It is not everyday that I remind myself of my American heritage. On most days it is quite the opposite. I hide under the veil of anonymity, until my accent belies the undeniable. When questioned I utter something about not being here on any expat package, and then proclaim to be a political asylum seeker. Which usually works. They either think I am barking mad or serious; neither being very appealing and I am left in peace.
That is, until the Fourth of July rolls around and Americans again become a subject (pun much intended), of ridicule or revere, often hard to tell with the English. Intent on making you feel at home, they issue many genuine happy Fourth of July wishes. It is all very kind and well meaning, but you can't help but wonder if they think it is as big as Christmas or Thanksgiving. The latter, by the way, the English have some confused notion is more important than Christmas in America. Probably because they quite understandably can't imagine Americans putting anything, even the birth of Christ, ahead of gluttony.
But what the English and others don't realise is that every time they refer to the US as the quaint sounding 'America' they are also indirectly saying happy independence. To Americans, the term 'America' conjures up images of pilgrims, the Mayflower, and colonial revolt. Americans rarely say 'America' anymore, outside of national songs. I imagine in an act of repatriation after the Civil War that the term 'America' was substituted for the United States which, unfortunately, conjures up less puritanical images.
And so here we are on 'America's' birthday, and I can feel a faint pang of nationalism. What am I saying, that is a lie, those pangs are just from nicotine withdrawal.
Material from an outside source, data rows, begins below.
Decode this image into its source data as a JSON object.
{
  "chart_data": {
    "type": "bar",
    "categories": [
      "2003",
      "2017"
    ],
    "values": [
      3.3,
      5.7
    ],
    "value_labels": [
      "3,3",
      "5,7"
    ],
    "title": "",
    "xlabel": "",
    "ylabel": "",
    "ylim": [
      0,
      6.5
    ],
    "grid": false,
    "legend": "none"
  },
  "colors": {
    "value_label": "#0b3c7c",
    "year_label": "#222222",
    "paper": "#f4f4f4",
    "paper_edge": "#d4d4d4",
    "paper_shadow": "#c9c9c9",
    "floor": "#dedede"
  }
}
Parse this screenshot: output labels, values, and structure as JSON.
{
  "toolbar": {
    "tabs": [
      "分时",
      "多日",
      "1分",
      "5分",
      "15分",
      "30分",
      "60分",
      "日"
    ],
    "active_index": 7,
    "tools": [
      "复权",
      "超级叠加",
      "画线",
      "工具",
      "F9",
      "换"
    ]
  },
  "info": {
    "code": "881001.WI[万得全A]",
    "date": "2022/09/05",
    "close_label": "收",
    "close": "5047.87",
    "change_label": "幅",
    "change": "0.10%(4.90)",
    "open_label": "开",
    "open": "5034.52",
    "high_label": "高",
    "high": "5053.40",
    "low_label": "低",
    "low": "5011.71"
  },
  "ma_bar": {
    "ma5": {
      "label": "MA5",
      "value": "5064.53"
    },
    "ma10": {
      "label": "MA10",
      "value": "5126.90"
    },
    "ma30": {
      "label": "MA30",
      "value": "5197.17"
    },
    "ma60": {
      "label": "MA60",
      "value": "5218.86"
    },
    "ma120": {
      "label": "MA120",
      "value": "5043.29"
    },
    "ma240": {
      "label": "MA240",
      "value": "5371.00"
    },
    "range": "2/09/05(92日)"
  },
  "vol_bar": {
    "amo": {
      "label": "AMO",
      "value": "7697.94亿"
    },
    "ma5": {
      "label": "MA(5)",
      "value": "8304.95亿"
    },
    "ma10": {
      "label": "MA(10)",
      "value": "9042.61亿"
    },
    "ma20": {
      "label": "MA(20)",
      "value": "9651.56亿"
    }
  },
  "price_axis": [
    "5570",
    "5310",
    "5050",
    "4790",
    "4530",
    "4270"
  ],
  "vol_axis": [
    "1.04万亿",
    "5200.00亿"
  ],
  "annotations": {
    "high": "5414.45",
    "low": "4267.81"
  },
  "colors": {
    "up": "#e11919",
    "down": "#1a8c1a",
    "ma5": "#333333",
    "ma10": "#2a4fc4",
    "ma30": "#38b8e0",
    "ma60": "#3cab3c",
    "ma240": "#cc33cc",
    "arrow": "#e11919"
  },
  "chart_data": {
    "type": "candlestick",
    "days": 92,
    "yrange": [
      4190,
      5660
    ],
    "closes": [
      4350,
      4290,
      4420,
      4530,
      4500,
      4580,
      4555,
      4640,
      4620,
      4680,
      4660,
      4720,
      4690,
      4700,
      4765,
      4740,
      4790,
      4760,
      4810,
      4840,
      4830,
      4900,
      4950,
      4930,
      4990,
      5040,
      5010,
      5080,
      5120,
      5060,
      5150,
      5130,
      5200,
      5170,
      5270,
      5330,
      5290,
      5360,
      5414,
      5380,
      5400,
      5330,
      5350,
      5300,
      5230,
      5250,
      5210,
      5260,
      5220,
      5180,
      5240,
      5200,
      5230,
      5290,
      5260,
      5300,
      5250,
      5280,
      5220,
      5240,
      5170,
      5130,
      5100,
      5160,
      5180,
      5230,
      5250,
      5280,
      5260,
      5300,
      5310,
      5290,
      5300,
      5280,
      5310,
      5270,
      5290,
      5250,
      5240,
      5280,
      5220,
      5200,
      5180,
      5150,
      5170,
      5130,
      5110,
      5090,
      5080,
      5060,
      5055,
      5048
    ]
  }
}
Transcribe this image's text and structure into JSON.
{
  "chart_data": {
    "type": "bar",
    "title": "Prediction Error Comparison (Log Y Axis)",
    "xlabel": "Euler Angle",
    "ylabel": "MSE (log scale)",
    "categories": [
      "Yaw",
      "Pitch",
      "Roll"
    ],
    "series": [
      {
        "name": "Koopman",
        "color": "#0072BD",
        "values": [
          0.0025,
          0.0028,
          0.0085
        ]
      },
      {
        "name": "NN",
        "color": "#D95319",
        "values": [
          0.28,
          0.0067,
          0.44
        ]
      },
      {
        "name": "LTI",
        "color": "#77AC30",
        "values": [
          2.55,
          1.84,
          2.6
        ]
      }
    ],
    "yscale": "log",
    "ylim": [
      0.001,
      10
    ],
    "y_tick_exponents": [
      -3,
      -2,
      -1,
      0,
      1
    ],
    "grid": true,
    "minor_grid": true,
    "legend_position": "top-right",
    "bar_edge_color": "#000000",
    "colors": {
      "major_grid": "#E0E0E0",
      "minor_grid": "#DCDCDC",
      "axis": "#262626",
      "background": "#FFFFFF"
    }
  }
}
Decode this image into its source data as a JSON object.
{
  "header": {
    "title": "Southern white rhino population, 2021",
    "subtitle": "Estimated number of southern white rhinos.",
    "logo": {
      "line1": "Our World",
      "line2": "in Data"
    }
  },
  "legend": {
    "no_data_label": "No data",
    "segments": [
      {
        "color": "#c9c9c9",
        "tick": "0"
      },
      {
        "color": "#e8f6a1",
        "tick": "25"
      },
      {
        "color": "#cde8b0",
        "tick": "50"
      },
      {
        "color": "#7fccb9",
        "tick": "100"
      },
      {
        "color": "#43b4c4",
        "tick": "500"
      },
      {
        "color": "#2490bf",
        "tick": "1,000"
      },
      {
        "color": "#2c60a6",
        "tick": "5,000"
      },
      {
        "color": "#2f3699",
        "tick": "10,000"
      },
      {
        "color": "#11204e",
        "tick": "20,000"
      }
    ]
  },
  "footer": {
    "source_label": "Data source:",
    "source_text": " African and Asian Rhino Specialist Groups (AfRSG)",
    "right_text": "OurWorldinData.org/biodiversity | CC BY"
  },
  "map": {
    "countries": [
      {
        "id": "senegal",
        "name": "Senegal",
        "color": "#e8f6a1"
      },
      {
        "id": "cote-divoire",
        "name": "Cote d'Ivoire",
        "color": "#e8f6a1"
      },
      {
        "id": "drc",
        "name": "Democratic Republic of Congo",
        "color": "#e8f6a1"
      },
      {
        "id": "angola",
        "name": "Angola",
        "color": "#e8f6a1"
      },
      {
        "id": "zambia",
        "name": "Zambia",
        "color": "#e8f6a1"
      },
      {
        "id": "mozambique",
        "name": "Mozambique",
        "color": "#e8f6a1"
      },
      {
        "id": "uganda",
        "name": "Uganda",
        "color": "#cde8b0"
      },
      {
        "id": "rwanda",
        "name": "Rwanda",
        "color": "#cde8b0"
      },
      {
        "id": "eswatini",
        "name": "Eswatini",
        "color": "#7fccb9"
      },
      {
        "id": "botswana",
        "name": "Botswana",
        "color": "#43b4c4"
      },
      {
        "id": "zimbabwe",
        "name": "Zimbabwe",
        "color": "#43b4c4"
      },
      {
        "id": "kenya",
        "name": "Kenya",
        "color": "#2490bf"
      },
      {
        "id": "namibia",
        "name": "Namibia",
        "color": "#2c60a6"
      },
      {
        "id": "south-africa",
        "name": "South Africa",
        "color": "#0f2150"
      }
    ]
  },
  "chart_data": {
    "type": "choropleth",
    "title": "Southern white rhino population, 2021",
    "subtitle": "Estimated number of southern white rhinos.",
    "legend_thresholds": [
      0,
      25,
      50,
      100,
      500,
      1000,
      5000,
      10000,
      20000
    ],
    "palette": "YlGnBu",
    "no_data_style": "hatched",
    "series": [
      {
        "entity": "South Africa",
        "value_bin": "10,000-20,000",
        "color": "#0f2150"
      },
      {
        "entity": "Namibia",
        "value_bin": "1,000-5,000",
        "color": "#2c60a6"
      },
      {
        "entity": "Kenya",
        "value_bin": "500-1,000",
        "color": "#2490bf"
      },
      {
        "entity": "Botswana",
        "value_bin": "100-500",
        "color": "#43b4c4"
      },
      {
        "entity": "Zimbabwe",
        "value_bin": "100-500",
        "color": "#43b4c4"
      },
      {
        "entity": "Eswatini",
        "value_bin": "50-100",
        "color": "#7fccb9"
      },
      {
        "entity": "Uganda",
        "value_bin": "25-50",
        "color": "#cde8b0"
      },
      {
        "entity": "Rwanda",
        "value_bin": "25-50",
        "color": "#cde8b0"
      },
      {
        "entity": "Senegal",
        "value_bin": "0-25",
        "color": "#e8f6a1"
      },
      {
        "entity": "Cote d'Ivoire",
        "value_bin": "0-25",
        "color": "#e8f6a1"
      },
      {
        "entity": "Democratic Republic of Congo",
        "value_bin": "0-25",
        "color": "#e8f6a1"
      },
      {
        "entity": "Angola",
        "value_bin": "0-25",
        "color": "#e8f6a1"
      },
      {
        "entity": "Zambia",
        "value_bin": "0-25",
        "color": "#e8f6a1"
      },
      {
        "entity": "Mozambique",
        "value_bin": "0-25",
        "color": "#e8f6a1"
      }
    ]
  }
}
Yes even after 10 months, don't believe Alan Carr.
For those with real pangs, a few ideas for this evening:
check out James Brown in concert tonight at the Tower Bridge Musical Festival, Tower of London, starts 8PM. Because the Godfather of Soul is 'so good, so good'. Prices £35-65, www.towermusicfestival.co.uk
or head to the Big Easy, the official nickname of the big party town New Orleans, at 332-334 King Road, Chelsea. Informal but authentic (read gigantic) American portions of seafood, steak, and barbeque. The Surf & Turf is excellent and comes with delicious garlic prawns. Add a couple of ice cold Coronas with lime and you can't go wrong. And at night there is country and blues music after 10 PM which gets the place going. But we like a bit of a swing.
So does Prince William apparently, they say he visits often.